Order restricted inference for comparing the cumulative incidence of a competing risk over several populations

TL;DR

This paper introduces a new asymptotically distribution-free test for comparing cumulative incidence functions across multiple populations under a linear order constraint, improving inference when such an order is justified.

Contribution

It proposes a novel test and estimators for ordered cumulative incidence functions, with proven asymptotic properties and enhanced performance under the order restriction.

Findings

The test is asymptotically distribution-free.

Ordered estimators outperform unrestricted ones when the order holds.

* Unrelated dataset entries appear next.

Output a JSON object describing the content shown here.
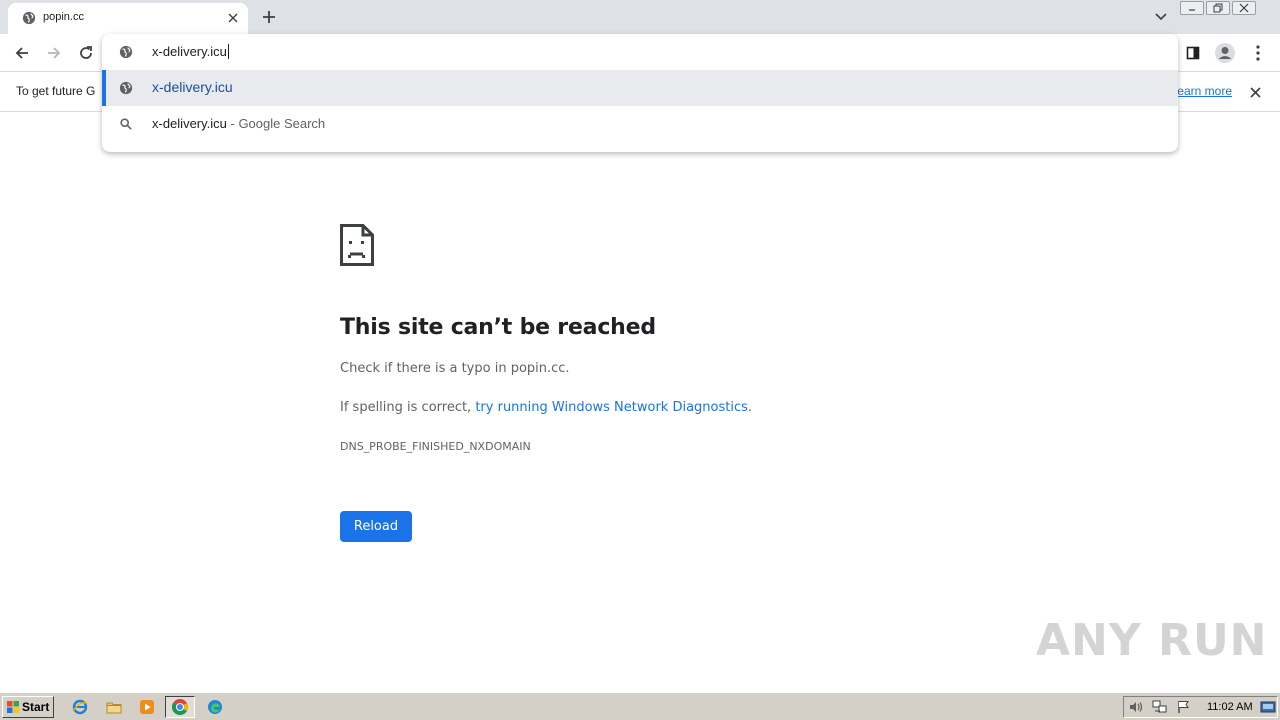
{
  "tab": {
    "title": "popin.cc"
  },
  "omnibox": {
    "input_value": "x-delivery.icu",
    "suggestions": [
      {
        "text": "x-delivery.icu",
        "icon": "globe-icon"
      },
      {
        "text": "x-delivery.icu",
        "suffix": " - Google Search",
        "icon": "search-icon"
      }
    ]
  },
  "infobar": {
    "text": "To get future G",
    "learn_more": "earn more"
  },
  "error": {
    "title": "This site can’t be reached",
    "line1": "Check if there is a typo in popin.cc.",
    "line2_prefix": "If spelling is correct, ",
    "line2_link": "try running Windows Network Diagnostics",
    "line2_suffix": ".",
    "code": "DNS_PROBE_FINISHED_NXDOMAIN",
    "reload_label": "Reload"
  },
  "watermark": {
    "text": "ANY RUN"
  },
  "taskbar": {
    "start_label": "Start",
    "clock": "11:02 AM"
  },
  "colors": {
    "accent": "#1a73e8",
    "tabstrip": "#dee1e6",
    "taskbar": "#d4d0c8"
  }
}
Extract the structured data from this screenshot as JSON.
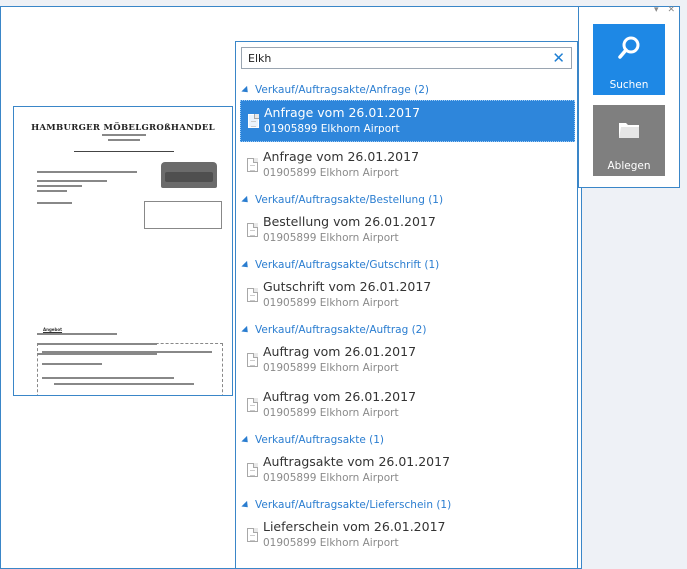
{
  "search": {
    "value": "Elkh"
  },
  "groups": [
    {
      "header": "Verkauf/Auftragsakte/Anfrage (2)",
      "items": [
        {
          "title": "Anfrage vom 26.01.2017",
          "sub": "01905899 Elkhorn Airport",
          "selected": true
        },
        {
          "title": "Anfrage vom 26.01.2017",
          "sub": "01905899 Elkhorn Airport",
          "selected": false
        }
      ]
    },
    {
      "header": "Verkauf/Auftragsakte/Bestellung (1)",
      "items": [
        {
          "title": "Bestellung vom 26.01.2017",
          "sub": "01905899 Elkhorn Airport",
          "selected": false
        }
      ]
    },
    {
      "header": "Verkauf/Auftragsakte/Gutschrift (1)",
      "items": [
        {
          "title": "Gutschrift vom 26.01.2017",
          "sub": "01905899 Elkhorn Airport",
          "selected": false
        }
      ]
    },
    {
      "header": "Verkauf/Auftragsakte/Auftrag (2)",
      "items": [
        {
          "title": "Auftrag vom 26.01.2017",
          "sub": "01905899 Elkhorn Airport",
          "selected": false
        },
        {
          "title": "Auftrag vom 26.01.2017",
          "sub": "01905899 Elkhorn Airport",
          "selected": false
        }
      ]
    },
    {
      "header": "Verkauf/Auftragsakte (1)",
      "items": [
        {
          "title": "Auftragsakte vom 26.01.2017",
          "sub": "01905899 Elkhorn Airport",
          "selected": false
        }
      ]
    },
    {
      "header": "Verkauf/Auftragsakte/Lieferschein (1)",
      "items": [
        {
          "title": "Lieferschein vom 26.01.2017",
          "sub": "01905899 Elkhorn Airport",
          "selected": false
        }
      ]
    }
  ],
  "actions": {
    "search_label": "Suchen",
    "file_label": "Ablegen"
  },
  "panel_controls": {
    "dropdown": "▾",
    "close": "✕"
  },
  "clear_glyph": "✕",
  "preview": {
    "company": "HAMBURGER MÖBELGROßHANDEL",
    "heading": "Angebot"
  },
  "colors": {
    "accent": "#2e86db",
    "border": "#3a86c8",
    "search_button": "#1e88e5",
    "file_button": "#7f7f7f",
    "group_text": "#2a7dd0"
  }
}
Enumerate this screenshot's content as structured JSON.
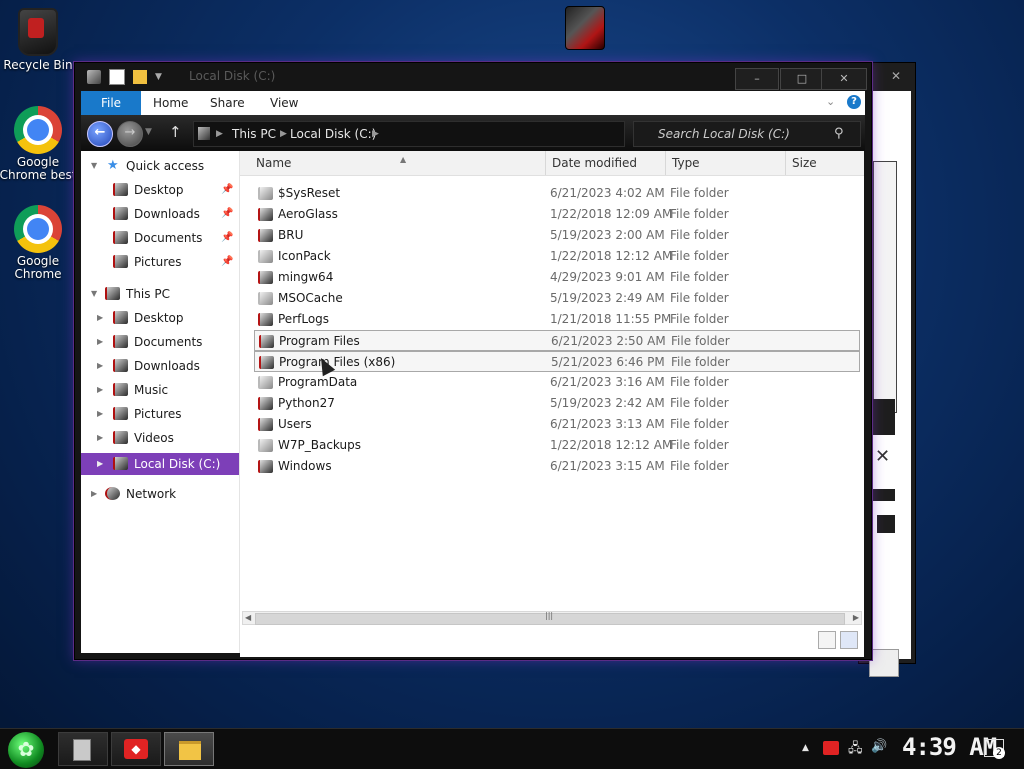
{
  "desktop": {
    "icons": [
      {
        "label": "Recycle Bin"
      },
      {
        "label": "Google Chrome best"
      },
      {
        "label": "Google Chrome"
      }
    ]
  },
  "window": {
    "title": "Local Disk (C:)",
    "controls": {
      "minimize": "–",
      "maximize": "□",
      "close": "✕"
    },
    "ribbon_tabs": [
      "File",
      "Home",
      "Share",
      "View"
    ],
    "ribbon_help": "?",
    "address": [
      "This PC",
      "Local Disk (C:)"
    ],
    "search_placeholder": "Search Local Disk (C:)",
    "nav": {
      "quick_access": "Quick access",
      "quick_items": [
        "Desktop",
        "Downloads",
        "Documents",
        "Pictures"
      ],
      "this_pc": "This PC",
      "pc_items": [
        "Desktop",
        "Documents",
        "Downloads",
        "Music",
        "Pictures",
        "Videos",
        "Local Disk (C:)"
      ],
      "network": "Network"
    },
    "columns": [
      "Name",
      "Date modified",
      "Type",
      "Size"
    ],
    "files": [
      {
        "name": "$SysReset",
        "date": "6/21/2023 4:02 AM",
        "type": "File folder",
        "light": true
      },
      {
        "name": "AeroGlass",
        "date": "1/22/2018 12:09 AM",
        "type": "File folder"
      },
      {
        "name": "BRU",
        "date": "5/19/2023 2:00 AM",
        "type": "File folder"
      },
      {
        "name": "IconPack",
        "date": "1/22/2018 12:12 AM",
        "type": "File folder",
        "light": true
      },
      {
        "name": "mingw64",
        "date": "4/29/2023 9:01 AM",
        "type": "File folder"
      },
      {
        "name": "MSOCache",
        "date": "5/19/2023 2:49 AM",
        "type": "File folder",
        "light": true
      },
      {
        "name": "PerfLogs",
        "date": "1/21/2018 11:55 PM",
        "type": "File folder"
      },
      {
        "name": "Program Files",
        "date": "6/21/2023 2:50 AM",
        "type": "File folder",
        "selected": true
      },
      {
        "name": "Program Files (x86)",
        "date": "5/21/2023 6:46 PM",
        "type": "File folder",
        "selected": true
      },
      {
        "name": "ProgramData",
        "date": "6/21/2023 3:16 AM",
        "type": "File folder",
        "light": true
      },
      {
        "name": "Python27",
        "date": "5/19/2023 2:42 AM",
        "type": "File folder"
      },
      {
        "name": "Users",
        "date": "6/21/2023 3:13 AM",
        "type": "File folder"
      },
      {
        "name": "W7P_Backups",
        "date": "1/22/2018 12:12 AM",
        "type": "File folder",
        "light": true
      },
      {
        "name": "Windows",
        "date": "6/21/2023 3:15 AM",
        "type": "File folder"
      }
    ]
  },
  "taskbar": {
    "clock": "4:39 AM",
    "notifications": "2"
  }
}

The method is applicable in competing risks scenarios with multiple populations.

Abstract

There is a substantial literature on testing for the equality of the cumulative incidence functions associated with one specific cause in a competing risks setting across several populations against specific or all alternatives. In this paper we propose an asymptotically distribution-free test when the alternative is that the incidence functions are linearly ordered, but not equal. The motivation stems from the fact that in many examples such a linear ordering seems reasonable intuitively and is borne out generally from empirical observations. These tests are more powerful when the ordering is justified. We also provide estimators of the incidence functions under this ordering constraint, derive their asymptotic properties for statistical inference purposes, and show improvements over the unrestricted estimators when the order restriction holds.